Fulminante Hair Show zum 10-jährigen Jubiläum des Hairstylingzweiges
Die Hair Show am Flughafen Salzburg war ein eindrucksvolles Zeichen, wie kreativ und vielfältig dieser Ausbildungszweig ist. Mit ausgefallenen Konzepten rund um Make-up und Haare entführten die verschiedenen Nummern in unterschiedlichste Welten, die in kurzweiligen und schwungvollen Choreografien alle begeisterten. Da gab es Hairangels mit imposanten Flügeln aus Haaren, Antikonformismus mit traditionellen Techniken des Friseurhandwerks, die vier Jahreszeiten in wippenden Kopfaufbauten oder das Aufeinanderprallen zweier Welten mit fotografierenden Damen im Look der 50erJahre, die von einem coolen Typ mit Handy eingeholt wurden. Die Schüler*innen des 3. Jahrgangs verwandelten sich vor den Augen der Zuschauer*innen von Männern in Frauen und die „goldenen 20er Jahre“ lebten auf in Retro-Looks inspiriert von „Babylon Berlin“ und „Peaky Blinders“.
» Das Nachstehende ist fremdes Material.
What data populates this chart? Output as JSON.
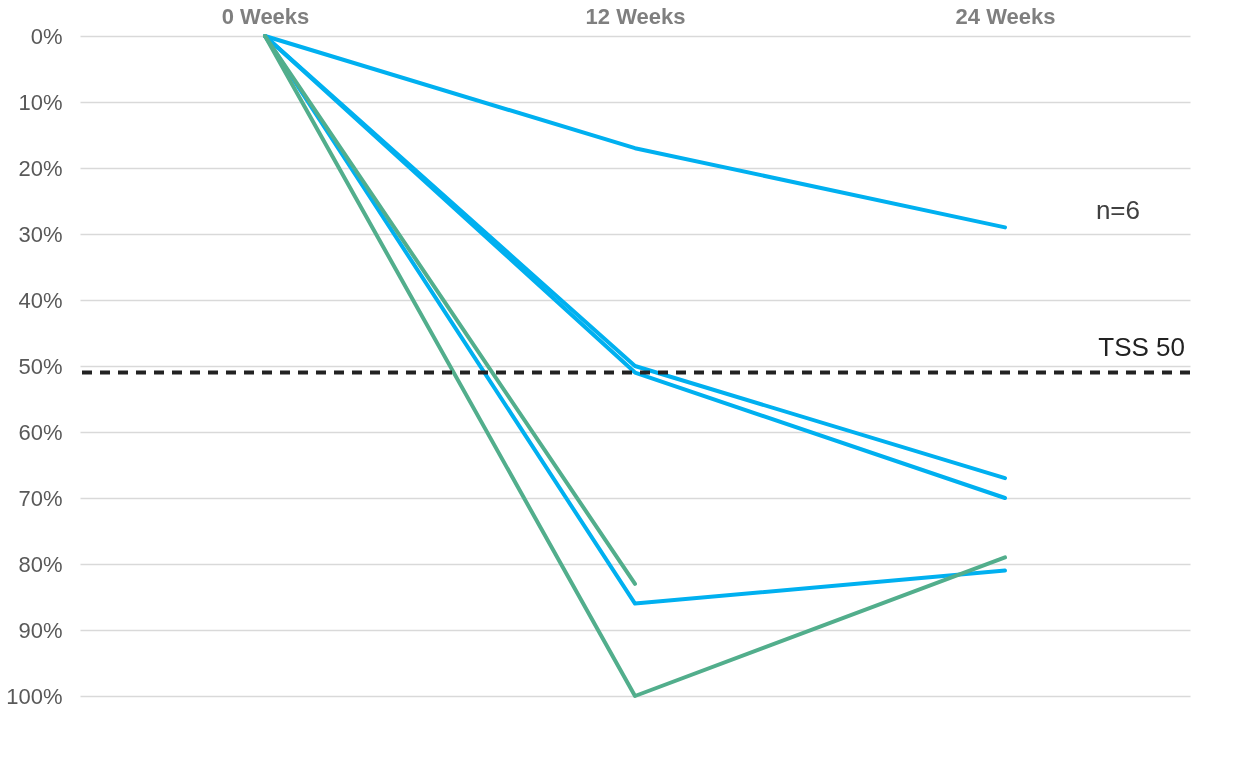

Das Brautmodengeschäft Glückskleid gab den Anstoß für eine Choreografie mit Brautstyling. In „Hair Couture“ wurden verschiedene Outfits präsentiert, die komplett aus Haaren gefertigt waren. Linda Thalhammers kunstvolle Barockperücke aus ihrer Vorjahreskollektion „Let them eat cake“ entführte in längst vergangene Zeiten, wo Make-up aus Bleiweiß noch zu gesundheitlichen Schäden der Haut geführt hat, und „Loops“ verzauberte mit kunstvollen Ringaufbauten und einem klaren Farbkonzept zu den Licht- und Schattenseiten des Lebens.
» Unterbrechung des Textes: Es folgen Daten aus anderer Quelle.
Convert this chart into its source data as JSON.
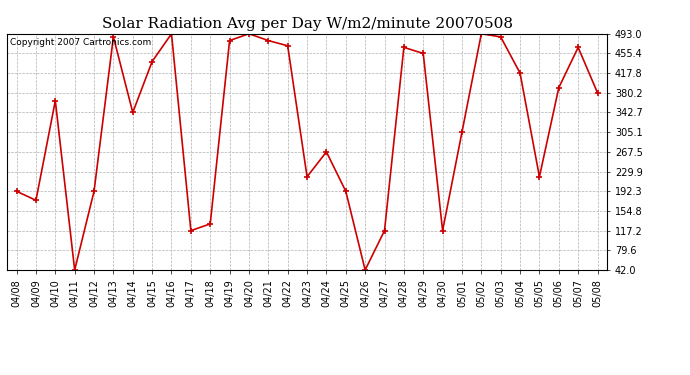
{
  "title": "Solar Radiation Avg per Day W/m2/minute 20070508",
  "copyright": "Copyright 2007 Cartronics.com",
  "dates": [
    "04/08",
    "04/09",
    "04/10",
    "04/11",
    "04/12",
    "04/13",
    "04/14",
    "04/15",
    "04/16",
    "04/17",
    "04/18",
    "04/19",
    "04/20",
    "04/21",
    "04/22",
    "04/23",
    "04/24",
    "04/25",
    "04/26",
    "04/27",
    "04/28",
    "04/29",
    "04/30",
    "05/01",
    "05/02",
    "05/03",
    "05/04",
    "05/05",
    "05/06",
    "05/07",
    "05/08"
  ],
  "values": [
    192.3,
    175.0,
    365.0,
    42.0,
    192.3,
    487.0,
    342.7,
    440.0,
    493.0,
    117.2,
    130.0,
    480.0,
    493.0,
    480.0,
    470.0,
    220.0,
    267.5,
    192.3,
    42.0,
    117.2,
    467.0,
    455.4,
    117.2,
    305.1,
    493.0,
    487.0,
    417.8,
    220.0,
    390.0,
    467.0,
    380.2
  ],
  "yticks": [
    42.0,
    79.6,
    117.2,
    154.8,
    192.3,
    229.9,
    267.5,
    305.1,
    342.7,
    380.2,
    417.8,
    455.4,
    493.0
  ],
  "line_color": "#cc0000",
  "marker_color": "#cc0000",
  "bg_color": "#ffffff",
  "grid_color": "#b0b0b0",
  "title_fontsize": 11,
  "copyright_fontsize": 6.5,
  "tick_fontsize": 7,
  "ylim": [
    42.0,
    493.0
  ]
}
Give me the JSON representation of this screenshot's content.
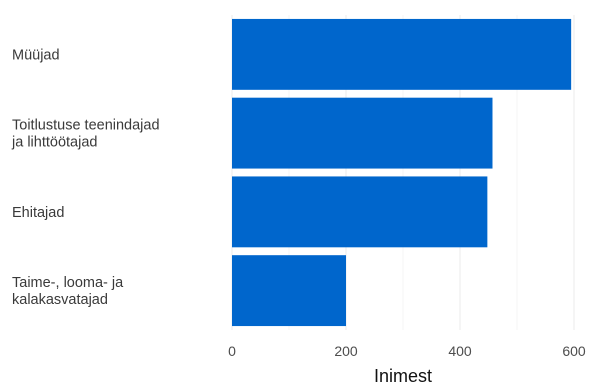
{
  "chart_data": {
    "type": "bar",
    "orientation": "horizontal",
    "categories": [
      [
        "Müüjad"
      ],
      [
        "Toitlustuse teenindajad",
        "ja lihttöötajad"
      ],
      [
        "Ehitajad"
      ],
      [
        "Taime-, looma- ja",
        "kalakasvatajad"
      ]
    ],
    "values": [
      595,
      457,
      448,
      200
    ],
    "title": "",
    "xlabel": "Inimest",
    "ylabel": "",
    "xlim": [
      0,
      600
    ],
    "xticks": [
      0,
      200,
      400,
      600
    ],
    "grid": true,
    "legend": "none",
    "bar_color": "#0066cc",
    "grid_color": "#ebebeb"
  }
}
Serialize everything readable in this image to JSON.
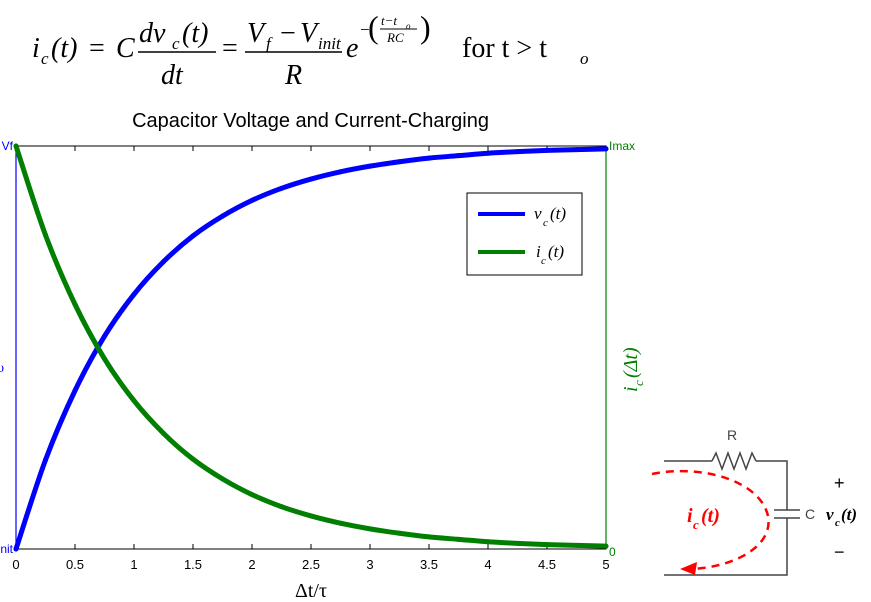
{
  "equation": {
    "lhs": "i",
    "lhs_sub": "c",
    "lhs_arg": "(t)",
    "eq1": "=",
    "coef": "C",
    "num1": "dv",
    "num1_sub": "c",
    "num1_arg": "(t)",
    "den1": "dt",
    "eq2": "=",
    "num2_a": "V",
    "num2_a_sub": "f",
    "num2_minus": "−",
    "num2_b": "V",
    "num2_b_sub": "init",
    "den2": "R",
    "exp_base": "e",
    "exp_minus": "−",
    "exp_num": "t−t",
    "exp_num_sub": "o",
    "exp_den": "RC",
    "condition": "for t > t",
    "condition_sub": "o"
  },
  "chart_data": {
    "type": "line",
    "title": "Capacitor Voltage and Current-Charging",
    "xlabel": "Δt/τ",
    "ylabel_left": "υ",
    "ylabel_right": "i",
    "ylabel_right_sub": "c",
    "ylabel_right_arg": "(Δt)",
    "xlim": [
      0,
      5
    ],
    "ylim": [
      0,
      1
    ],
    "x_ticks": [
      "0",
      "0.5",
      "1",
      "1.5",
      "2",
      "2.5",
      "3",
      "3.5",
      "4",
      "4.5",
      "5"
    ],
    "left_ticks": {
      "top": "Vf",
      "bottom": "Vinit"
    },
    "right_ticks": {
      "top": "Imax",
      "bottom": "0"
    },
    "grid": false,
    "legend_position": "top-right",
    "x": [
      0,
      0.25,
      0.5,
      0.75,
      1,
      1.25,
      1.5,
      1.75,
      2,
      2.25,
      2.5,
      2.75,
      3,
      3.25,
      3.5,
      3.75,
      4,
      4.25,
      4.5,
      4.75,
      5
    ],
    "series": [
      {
        "name": "v",
        "name_sub": "c",
        "name_arg": "(t)",
        "color": "#0000ff",
        "values": [
          0,
          0.221,
          0.393,
          0.528,
          0.632,
          0.713,
          0.777,
          0.826,
          0.865,
          0.895,
          0.918,
          0.936,
          0.95,
          0.961,
          0.97,
          0.976,
          0.982,
          0.986,
          0.989,
          0.991,
          0.993
        ]
      },
      {
        "name": "i",
        "name_sub": "c",
        "name_arg": "(t)",
        "color": "#007f00",
        "values": [
          1,
          0.779,
          0.607,
          0.472,
          0.368,
          0.287,
          0.223,
          0.174,
          0.135,
          0.105,
          0.082,
          0.064,
          0.05,
          0.039,
          0.03,
          0.024,
          0.018,
          0.014,
          0.011,
          0.009,
          0.007
        ]
      }
    ]
  },
  "circuit": {
    "resistor_label": "R",
    "capacitor_label": "C",
    "plus": "+",
    "minus": "−",
    "voltage_label": "v",
    "voltage_sub": "c",
    "voltage_arg": "(t)",
    "current_label": "i",
    "current_sub": "c",
    "current_arg": "(t)",
    "current_color": "#ff0000"
  }
}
Coole Punkerinnen marschierten mit expressiven Irokesenkämmen über den Laufsteg und die „Dance Company freestyle No. 1“ faszinierte mit einer tänzerischen Einlage zu Digitalisierung und Robotik mit Technik-Make-up und beklemmenden Masken. Kraftvoll und kämpferisch war auch der Auftritt der Amazonen – weibliche Kriegerinnen, die mit unterschiedlichsten Headpieces in die griechische Mythologie entführten.
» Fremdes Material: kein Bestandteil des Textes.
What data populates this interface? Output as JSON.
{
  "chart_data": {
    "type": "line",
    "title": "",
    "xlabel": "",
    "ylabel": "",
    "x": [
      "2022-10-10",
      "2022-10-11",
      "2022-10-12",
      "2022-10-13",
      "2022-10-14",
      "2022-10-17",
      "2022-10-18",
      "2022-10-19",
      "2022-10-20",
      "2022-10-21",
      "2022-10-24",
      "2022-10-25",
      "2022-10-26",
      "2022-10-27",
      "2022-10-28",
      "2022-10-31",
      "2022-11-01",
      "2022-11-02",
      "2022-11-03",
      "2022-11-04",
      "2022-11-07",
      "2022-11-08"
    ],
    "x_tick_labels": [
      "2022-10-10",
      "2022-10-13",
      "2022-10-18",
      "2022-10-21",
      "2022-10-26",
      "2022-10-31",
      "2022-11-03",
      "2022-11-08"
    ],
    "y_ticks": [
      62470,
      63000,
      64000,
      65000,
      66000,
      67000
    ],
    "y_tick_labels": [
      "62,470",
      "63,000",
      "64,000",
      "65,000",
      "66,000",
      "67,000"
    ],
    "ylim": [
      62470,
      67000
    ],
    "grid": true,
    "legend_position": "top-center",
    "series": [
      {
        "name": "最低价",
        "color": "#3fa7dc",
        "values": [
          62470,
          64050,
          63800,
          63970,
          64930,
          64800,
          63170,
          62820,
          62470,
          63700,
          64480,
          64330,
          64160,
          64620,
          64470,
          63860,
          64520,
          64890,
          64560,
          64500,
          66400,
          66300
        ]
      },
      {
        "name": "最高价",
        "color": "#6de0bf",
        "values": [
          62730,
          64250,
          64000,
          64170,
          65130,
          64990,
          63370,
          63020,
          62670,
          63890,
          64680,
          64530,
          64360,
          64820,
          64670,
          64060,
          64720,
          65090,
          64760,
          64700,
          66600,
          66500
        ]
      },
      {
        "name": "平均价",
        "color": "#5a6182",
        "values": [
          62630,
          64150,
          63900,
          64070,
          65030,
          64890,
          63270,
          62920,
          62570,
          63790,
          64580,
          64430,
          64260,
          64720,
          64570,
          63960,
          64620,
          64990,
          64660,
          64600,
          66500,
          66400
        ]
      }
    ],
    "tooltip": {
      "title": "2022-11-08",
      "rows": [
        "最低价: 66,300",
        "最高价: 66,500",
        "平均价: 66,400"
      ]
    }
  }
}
Drahtgeflechte und Kabelbinder, kombiniert mit Haarelementen aus kräftigen Farben waren die Accessoires einer Choreografie mit dem Titel „Neon“ und „Die vier Elemente“ beeindruckten in kunstvollen Formen und Texturen, die ausdrucksstark die Stimmung der einzelnen Elemente widerspiegelten. Den Abschluss bildeten wilde, ungezähmte Kreppfrisuren, die wie statisch aufgeladen wirkten, und mit denen die Dancecompany energetisch zum großen Finale überleitete.
Die Inszenierungen trugen die Handschrift unserer Fachvorständin Anja Schnatmann, die ihre langjährigen Erfahrungen bei Film und Theater einfließen ließ. Das ganze Team aus Lehrpersonen, Schülerinnen und Schülern hat hervorragend zusammengearbeitet und eine eindrucksvolle, schillernde Show umgesetzt.